小米粒輕輕扯了扯裴錢的袖子,小聲道:“張真人的刀法,聽上去好強。”

裴錢板著臉點點頭。

寧姚笑了起來。

很少看到陳平安這個樣子。

聽說在劍氣長城的酒鋪那邊,可能會稍微放開一點,葷話也是會說幾句的,好像經常能夠贏得滿堂喝彩?

郭竹酒這個耳報神,好像又收買了幾個小耳報神,所以酒鋪那邊的訊息,寧姚其實知道很多,就連那長條板凳比較窄的學問,都是知道的。

但是隻要每次她去那邊,陳平安就開始裝正經樣子。

後來她就乾脆不怎麼去酒鋪了,省得他跟人喝酒不痛快。

之後張山峰帶著一行人,將指玄峰在內幾座山頭都逛了一遍。

天邊晚霞似錦,老天爺倒是不小氣,就這樣送給了人間,從不要錢。

陳平安跟張山峰一起散步,說道:“去仙遊縣見過徐大哥了。”

張山峰笑道:“我比你早去。”

其實他們都知道徐遠霞老了,但是誰都沒有說這一茬。

好像一說,當年那個腰桿挺直闖蕩江湖的大髯遊俠,就更老了。

張山峰最近要與一位師兄走趟北邊,參加師父一位好友所在宗門的典禮,就沒有跟著陳平安一起去太徽劍宗。
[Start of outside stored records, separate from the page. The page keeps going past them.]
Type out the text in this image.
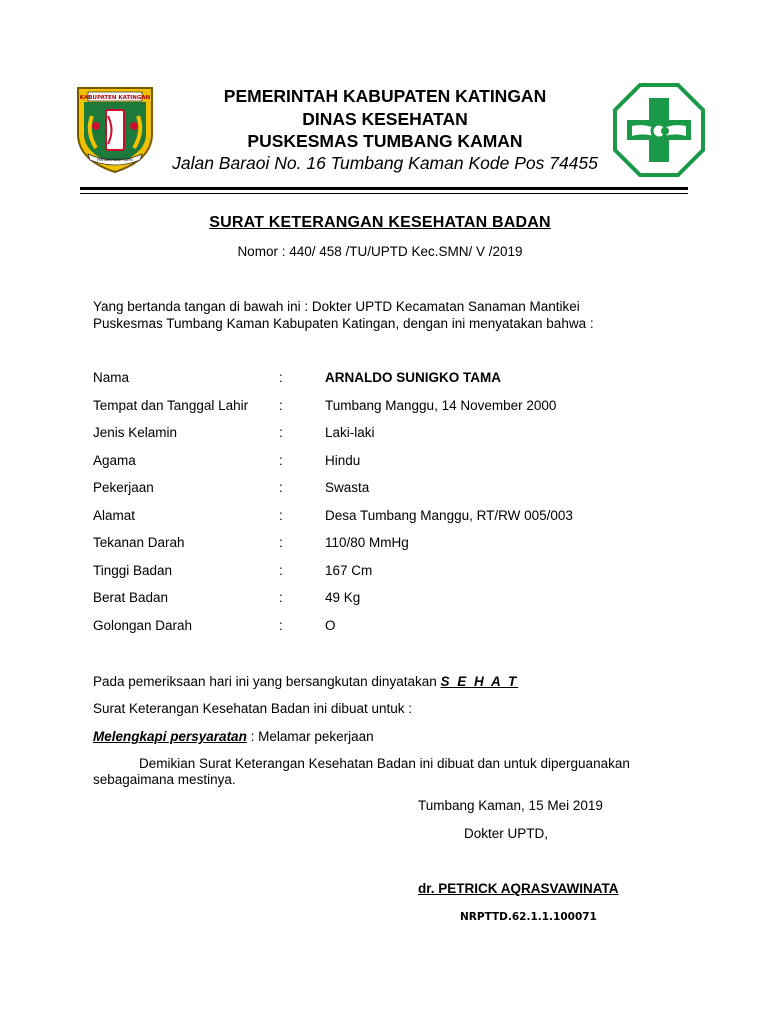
KABUPATEN KATINGAN
PENYANG HINJE SIMPEI
PEMERINTAH KABUPATEN KATINGAN
DINAS KESEHATAN
PUSKESMAS TUMBANG KAMAN
Jalan Baraoi No. 16 Tumbang Kaman Kode Pos 74455
SURAT KETERANGAN KESEHATAN BADAN
Nomor : 440/ 458 /TU/UPTD Kec.SMN/ V /2019
Yang bertanda tangan di bawah ini : Dokter UPTD Kecamatan Sanaman Mantikei
Puskesmas Tumbang Kaman Kabupaten Katingan, dengan ini menyatakan bahwa :
Nama	:	ARNALDO SUNIGKO TAMA
Tempat dan Tanggal Lahir :	Tumbang Manggu, 14 November 2000
Jenis Kelamin	:	Laki-laki
Agama	:	Hindu
Pekerjaan	:	Swasta
Alamat	:	Desa Tumbang Manggu, RT/RW 005/003
Tekanan Darah	:	110/80 MmHg
Tinggi Badan	:	167 Cm
Berat Badan	:	49 Kg
Golongan Darah	:	O
Pada pemeriksaan hari ini yang bersangkutan dinyatakan S E H A T
Surat Keterangan Kesehatan Badan ini dibuat untuk :
Melengkapi persyaratan : Melamar pekerjaan
Demikian Surat Keterangan Kesehatan Badan ini dibuat dan untuk diperguanakan
sebagaimana mestinya.
Tumbang Kaman, 15 Mei 2019
Dokter UPTD,
dr. PETRICK AQRASVAWINATA
NRPTTD.62.1.1.100071
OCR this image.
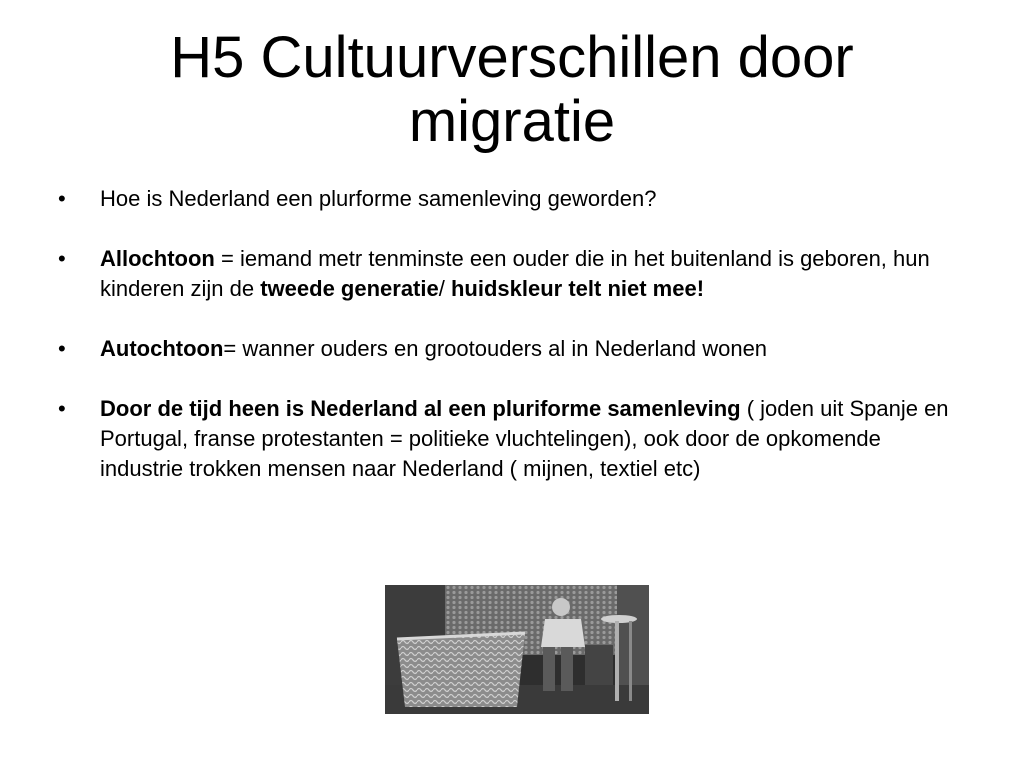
H5 Cultuurverschillen door migratie
•	Hoe is Nederland een plurforme samenleving geworden?
•	Allochtoon = iemand metr tenminste een ouder die in het buitenland is geboren, hun kinderen zijn de tweede generatie/ huidskleur telt niet mee!
•	Autochtoon= wanner ouders en grootouders al in Nederland wonen
•	Door de tijd heen is Nederland al een pluriforme samenleving ( joden uit Spanje en Portugal, franse protestanten = politieke vluchtelingen), ook door de opkomende industrie trokken mensen naar Nederland ( mijnen, textiel etc)
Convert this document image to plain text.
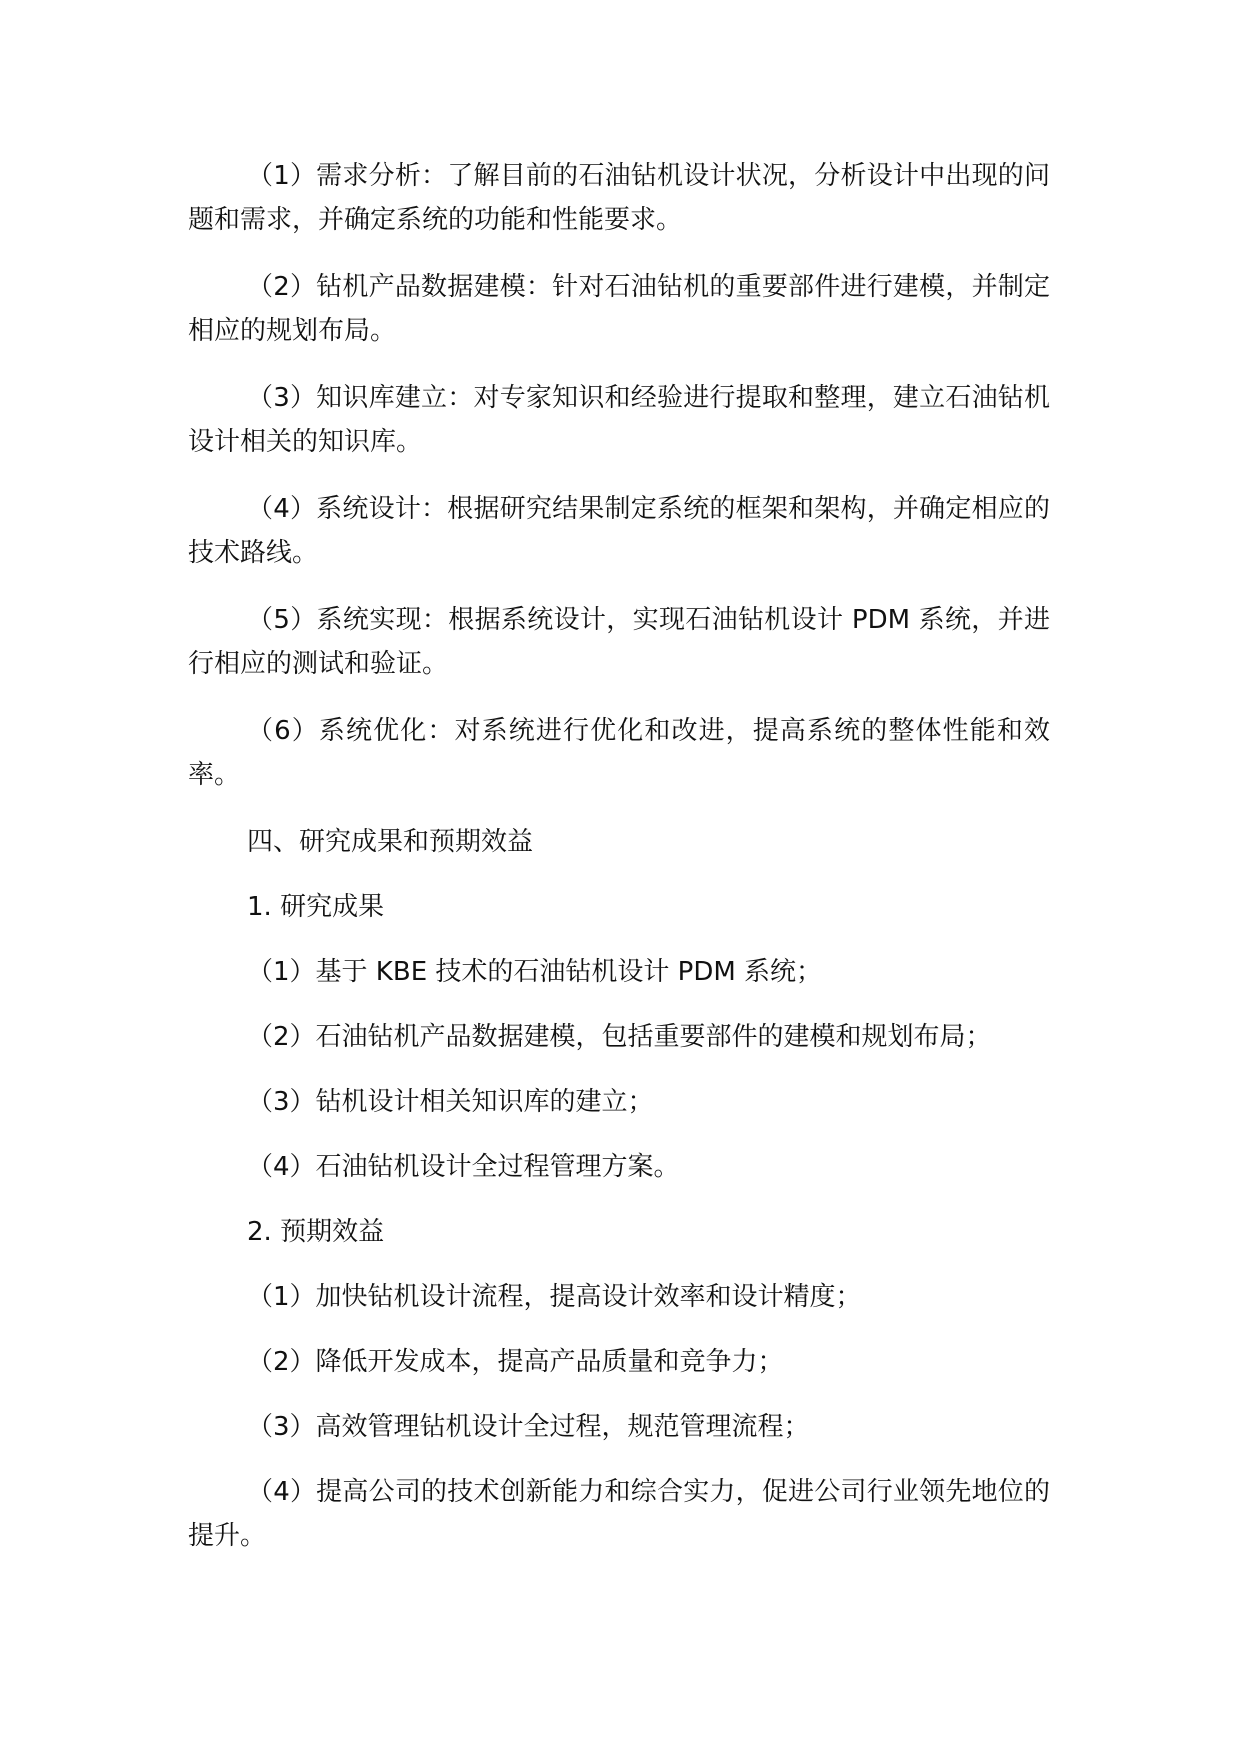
（1）需求分析：了解目前的石油钻机设计状况，分析设计中出现的问题和需求，并确定系统的功能和性能要求。

（2）钻机产品数据建模：针对石油钻机的重要部件进行建模，并制定相应的规划布局。

（3）知识库建立：对专家知识和经验进行提取和整理，建立石油钻机设计相关的知识库。

（4）系统设计：根据研究结果制定系统的框架和架构，并确定相应的技术路线。

（5）系统实现：根据系统设计，实现石油钻机设计 PDM 系统，并进行相应的测试和验证。

（6）系统优化：对系统进行优化和改进，提高系统的整体性能和效率。

四、研究成果和预期效益

1. 研究成果

（1）基于 KBE 技术的石油钻机设计 PDM 系统；

（2）石油钻机产品数据建模，包括重要部件的建模和规划布局；

（3）钻机设计相关知识库的建立；

（4）石油钻机设计全过程管理方案。

2. 预期效益

（1）加快钻机设计流程，提高设计效率和设计精度；

（2）降低开发成本，提高产品质量和竞争力；

（3）高效管理钻机设计全过程，规范管理流程；

（4）提高公司的技术创新能力和综合实力，促进公司行业领先地位的提升。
不過雙方約好了,張山峰從北邊返回,就會立即南遊寶瓶洲,去落魄山那邊瞧瞧,然後再跟陳平安一起去仙遊縣喝酒。

這天趴地峰的青石廣場上,一個教拳,一個學拳。

一個觀海境練氣士,卻在教拳。一個止境武夫,卻是學拳之人。

白髮童子目不轉睛瞪著那幅畫卷,沉默了半天,才怔怔道:“嚇死個人,好大氣象。”

寧姚問道:“你都學不會?”

白髮童子破天荒沒有說什麼玩笑話,搖頭道:“學個形似,毫無意義。所以我還是學不來,因為需要練拳之人的道心相契。”

聽那張山峰說家鄉那邊有座高山,名為武當。

好名字。武當山,張山峰。

來龍去脈,一峰獨高。

張山峰收拳,問道:“學會沒?差不多了吧?”

陳平安說道:“你再打一趟拳。”

張山峰急眼道:“陳平安你學個錘子啊。”

那麼多人在看戲,還要我繼續丟人現眼嗎?

趴地峰不少小道童跟一排麻雀似的,都蹲台階那邊瞎起勁,嚷著師叔祖拳法無雙,武功無敵呢。

陳平安無奈道:“沒跟你開玩笑。”

張山峰隻好硬著頭皮再打了一套自創的拳法。

陳平安突然收拳站定,隨意一個手腕擰轉,竟是將趴地峰的山風水霧都拘來了手邊,緩緩凝聚,如各有大道顯化,如有兩條袖珍星河流轉,笑道:“明白了,不過你還得再打拳一趟。”